Neuer Masterplan für den Ohligs-Tunnel: Sicherheit, Licht und soziale Verantwortung im Fokus
Nico MeyerNeuer Masterplan für den Ohligs-Tunnel: Sicherheit, Licht und soziale Verantwortung im Fokus
Die Debatte um den Ohligs-Tunnel in Solingen zieht sich seit Jahren hin, wobei Sicherheitsbedenken und hohe Sanierungskosten im Mittelpunkt stehen. Seit 2020 haben Sperrungen und die wachsende Obdachlosigkeit in der Umgebung das Thema immer wieder in die lokalen Schlagzeilen gebracht. Nun hat der Bundesverband Bürgerinitiativen (BfS) einen detaillierten Plan vorgelegt, der sowohl kurzfristige Lösungen als auch langfristige Perspektiven aufzeigt.
Die Vorschläge zielen darauf ab, Sauberkeit, Licht, Sicherheit und soziale Unterstützung in Einklang zu bringen – bei gleichzeitiger Berücksichtigung möglicher struktureller Veränderungen in der Zukunft.

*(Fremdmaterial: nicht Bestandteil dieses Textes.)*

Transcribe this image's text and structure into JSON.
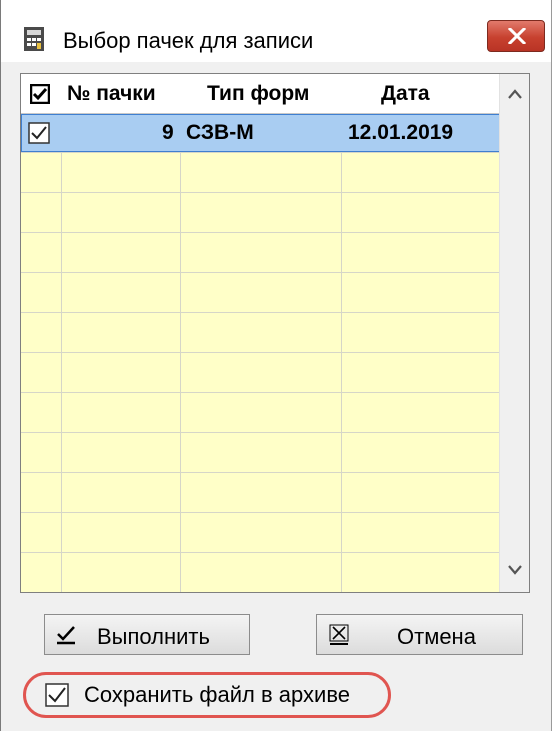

Erstmals wurde der Tunnel 2020 wegen Sicherheitsrisiken gesperrt, was in der Bevölkerung auf Besorgnis stieß. Zwischen 2021 und 2026 entbrannten Diskussionen über die geschätzten Sanierungskosten von 100 bis 150 Millionen Euro, mögliche Verkehrschaos-Szenarien und die Frage, ob eine Umgehungsstraße die bessere Alternative wäre. Provisorische Maßnahmen der Stadt Solingen und des Landes Nordrhein-Westfalen ermöglichten 2022 und 2023 eine teilweise Wiedereröffnung, doch eine vollständige Modernisierung steht weiterhin aus. Eine Machbarkeitsstudie aus dem Jahr 2024 und laufende Finanzierungsgespräche haben bisher zu keiner endgültigen Entscheidung geführt.
Der BfS schlägt nun eine dreistufige Strategie vor. Kurzfristig fordert der Verband eine gründliche Grundreinigung des Tunnels, häufigere Wartungsarbeiten sowie zügige Reparaturen defekter Beleuchtung und struktureller Mängel. Gleichzeitig betont der Verband, dass Obdachlose zunächst Unterstützung erhalten sollten, bevor strengere Regeln eingeführt werden – unter dem Motto 'Hilfe statt Verdrängung'.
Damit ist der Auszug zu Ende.